The article caused an uproar in India, with lawmakers demanding the location of the nuclear device be revealed and calling for political accountability. The same year, then Prime Minister Morarji Desai set up a committee to assess whether nuclear material in the area near Nanda Devi could pollute the Ganges River, which originates there.
The Ganges is one of the world’s most crucial freshwater sources, with about 655 million people in India, Nepal, and Bangladesh depending on it for their essential needs.
The committee, chaired by prominent scientists, submitted its report a few months later, dismissing any cause for concerns, and establishing that even in the worst-case scenario of the device’s rupture, the river’s water would not be contaminated.
But for the villagers, the fear that the shell containing radioactive plutonium could break apart never goes away, and peace may only come once it is found.
Many believe the device, trapped within the glacier’s shifting ice, may have moved downhill over time.
Rana’s father told him that the device felt hot when it was carried, and he believed it might have melted its way into the glacier, remaining buried deep inside.
An imposing mass of rock and ice, Nanda Devi at 7,816 m is the second-highest mountain in India after Kangchenjunga.
When a glacier near the mountain burst in 2021, claiming over 200 lives, scientists explained that the disaster was due to global warming, but in nearby villages the incident was initially blamed on a nuclear explosion.
“They feared the device had burst. Those rescuing people were afraid they might die from radiation,” Rana said. “If any noise is heard, if any smoke appears in the sky, we start fearing a leak from the nuclear device.”

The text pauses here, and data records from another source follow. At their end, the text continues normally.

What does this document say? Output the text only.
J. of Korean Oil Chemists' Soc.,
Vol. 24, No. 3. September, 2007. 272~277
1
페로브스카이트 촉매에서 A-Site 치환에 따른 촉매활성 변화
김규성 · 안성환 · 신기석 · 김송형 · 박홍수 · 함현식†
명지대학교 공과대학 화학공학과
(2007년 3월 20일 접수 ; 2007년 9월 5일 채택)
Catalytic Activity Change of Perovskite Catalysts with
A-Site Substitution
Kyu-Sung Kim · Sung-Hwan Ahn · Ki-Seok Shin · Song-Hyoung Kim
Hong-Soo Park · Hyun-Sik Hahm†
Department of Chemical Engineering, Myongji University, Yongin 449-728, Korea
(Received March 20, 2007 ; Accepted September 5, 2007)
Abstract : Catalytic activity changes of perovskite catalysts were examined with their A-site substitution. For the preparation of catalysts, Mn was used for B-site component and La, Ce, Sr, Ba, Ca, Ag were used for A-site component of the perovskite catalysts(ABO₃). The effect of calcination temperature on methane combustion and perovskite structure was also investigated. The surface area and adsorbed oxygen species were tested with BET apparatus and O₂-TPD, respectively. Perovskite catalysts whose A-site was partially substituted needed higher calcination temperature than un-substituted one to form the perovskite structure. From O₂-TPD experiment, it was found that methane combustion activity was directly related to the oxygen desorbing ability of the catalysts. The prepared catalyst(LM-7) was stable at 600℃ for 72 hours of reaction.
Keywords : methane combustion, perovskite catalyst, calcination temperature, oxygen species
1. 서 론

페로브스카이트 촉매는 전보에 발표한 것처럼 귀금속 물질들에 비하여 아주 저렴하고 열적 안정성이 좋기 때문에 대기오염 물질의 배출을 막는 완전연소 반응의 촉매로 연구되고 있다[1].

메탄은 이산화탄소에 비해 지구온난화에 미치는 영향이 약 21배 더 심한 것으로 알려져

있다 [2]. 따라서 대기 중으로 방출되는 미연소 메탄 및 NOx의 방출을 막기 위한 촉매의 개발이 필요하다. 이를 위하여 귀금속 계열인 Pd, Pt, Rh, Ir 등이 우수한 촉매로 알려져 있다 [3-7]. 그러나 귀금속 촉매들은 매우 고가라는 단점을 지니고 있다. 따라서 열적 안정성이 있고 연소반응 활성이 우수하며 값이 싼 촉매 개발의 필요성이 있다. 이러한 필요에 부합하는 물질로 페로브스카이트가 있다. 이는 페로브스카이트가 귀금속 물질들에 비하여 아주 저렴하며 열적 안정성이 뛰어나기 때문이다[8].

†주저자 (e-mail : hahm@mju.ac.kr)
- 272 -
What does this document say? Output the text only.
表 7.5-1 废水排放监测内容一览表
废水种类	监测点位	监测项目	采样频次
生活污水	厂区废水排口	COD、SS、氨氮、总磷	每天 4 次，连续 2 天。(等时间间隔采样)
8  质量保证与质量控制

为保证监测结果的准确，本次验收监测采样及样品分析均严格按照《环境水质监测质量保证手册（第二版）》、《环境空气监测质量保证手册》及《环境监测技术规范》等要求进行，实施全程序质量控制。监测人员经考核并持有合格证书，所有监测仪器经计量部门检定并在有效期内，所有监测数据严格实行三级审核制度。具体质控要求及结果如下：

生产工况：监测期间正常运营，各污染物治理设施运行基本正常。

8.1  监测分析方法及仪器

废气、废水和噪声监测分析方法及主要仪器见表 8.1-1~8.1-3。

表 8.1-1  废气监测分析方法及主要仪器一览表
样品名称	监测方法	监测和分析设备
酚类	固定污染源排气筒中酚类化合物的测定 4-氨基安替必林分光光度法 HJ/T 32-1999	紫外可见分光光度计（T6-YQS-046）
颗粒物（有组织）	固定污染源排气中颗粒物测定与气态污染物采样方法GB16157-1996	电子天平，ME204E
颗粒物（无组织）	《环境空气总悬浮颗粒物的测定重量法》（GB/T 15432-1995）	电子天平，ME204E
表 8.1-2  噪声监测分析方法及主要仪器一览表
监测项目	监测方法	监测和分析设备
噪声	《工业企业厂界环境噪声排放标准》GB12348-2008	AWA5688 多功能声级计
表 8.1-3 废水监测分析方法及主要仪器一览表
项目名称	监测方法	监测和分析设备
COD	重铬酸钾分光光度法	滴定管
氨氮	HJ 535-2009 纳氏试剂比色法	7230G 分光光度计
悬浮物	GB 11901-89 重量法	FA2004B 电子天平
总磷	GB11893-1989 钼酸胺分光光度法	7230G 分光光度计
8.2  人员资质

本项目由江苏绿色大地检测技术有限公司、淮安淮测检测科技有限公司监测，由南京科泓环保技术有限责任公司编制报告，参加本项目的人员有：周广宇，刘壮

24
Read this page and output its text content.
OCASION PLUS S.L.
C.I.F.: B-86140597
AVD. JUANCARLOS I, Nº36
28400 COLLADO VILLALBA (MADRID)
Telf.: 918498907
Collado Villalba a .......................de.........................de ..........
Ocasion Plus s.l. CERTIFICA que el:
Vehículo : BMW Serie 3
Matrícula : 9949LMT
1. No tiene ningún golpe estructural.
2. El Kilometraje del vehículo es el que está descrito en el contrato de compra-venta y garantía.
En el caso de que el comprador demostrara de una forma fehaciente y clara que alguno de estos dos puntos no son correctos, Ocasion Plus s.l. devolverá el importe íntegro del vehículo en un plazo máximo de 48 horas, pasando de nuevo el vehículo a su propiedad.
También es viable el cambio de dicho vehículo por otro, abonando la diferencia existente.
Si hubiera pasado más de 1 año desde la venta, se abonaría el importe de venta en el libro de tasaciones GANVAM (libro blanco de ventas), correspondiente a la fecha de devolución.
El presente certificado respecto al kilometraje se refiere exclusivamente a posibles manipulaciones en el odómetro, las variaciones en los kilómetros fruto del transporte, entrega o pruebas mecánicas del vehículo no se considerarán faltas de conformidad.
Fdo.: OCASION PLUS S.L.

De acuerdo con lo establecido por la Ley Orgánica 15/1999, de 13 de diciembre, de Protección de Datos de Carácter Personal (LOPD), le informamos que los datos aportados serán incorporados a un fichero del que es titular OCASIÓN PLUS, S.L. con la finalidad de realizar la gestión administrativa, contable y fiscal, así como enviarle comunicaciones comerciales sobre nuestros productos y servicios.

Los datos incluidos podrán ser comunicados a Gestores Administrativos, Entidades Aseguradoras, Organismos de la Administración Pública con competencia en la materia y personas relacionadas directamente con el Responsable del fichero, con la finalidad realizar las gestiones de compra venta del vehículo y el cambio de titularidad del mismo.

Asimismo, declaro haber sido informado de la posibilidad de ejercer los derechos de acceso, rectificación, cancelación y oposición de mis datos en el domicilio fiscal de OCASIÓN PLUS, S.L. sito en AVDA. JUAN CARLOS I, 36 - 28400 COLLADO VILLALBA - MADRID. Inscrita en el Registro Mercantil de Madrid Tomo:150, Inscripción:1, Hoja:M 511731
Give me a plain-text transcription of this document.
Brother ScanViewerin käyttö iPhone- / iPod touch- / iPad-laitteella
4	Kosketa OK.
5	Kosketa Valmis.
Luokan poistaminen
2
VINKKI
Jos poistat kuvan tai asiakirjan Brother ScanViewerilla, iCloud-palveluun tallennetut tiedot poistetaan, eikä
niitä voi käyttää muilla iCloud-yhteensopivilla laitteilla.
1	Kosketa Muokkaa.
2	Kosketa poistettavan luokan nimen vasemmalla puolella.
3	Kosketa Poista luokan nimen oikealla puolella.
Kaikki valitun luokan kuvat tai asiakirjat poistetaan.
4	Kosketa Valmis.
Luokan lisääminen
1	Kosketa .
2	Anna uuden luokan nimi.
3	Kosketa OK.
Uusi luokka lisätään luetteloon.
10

The latent fear surfaces whenever natural disasters strike or media coverage puts the missing device back in the spotlight. Most recently, a New York Times article on the CIA mission’s 60th anniversary reignited the unease.
“The apprehensions are genuine. After 1965, Americans came twice to search for the device. The villagers accompanied them, but it could not be found, which remains a concern for the local community,” said Atul Soti, an environmentalist in Joshimath, Uttarakhand, about 50 km from Nanda Devi.
“People are worried. They have repeatedly sought answers from the government, but no clear response has been provided so far. Periodically, the villagers voice their concerns, and they need a definitive government statement on this issue.”
Despite repeated queries whenever media attention arises, Indian officials have not released detailed updates since the Desai-appointed committee submitted its findings.
“The government should issue a white paper to address people’s concerns. The white paper will make it clear about the status of the device, and whether leakage from the device could pollute the Ganges River,” Soti told Arab News.
“The government should be clear. If the government is not reacting, then it further reinforces the fear.”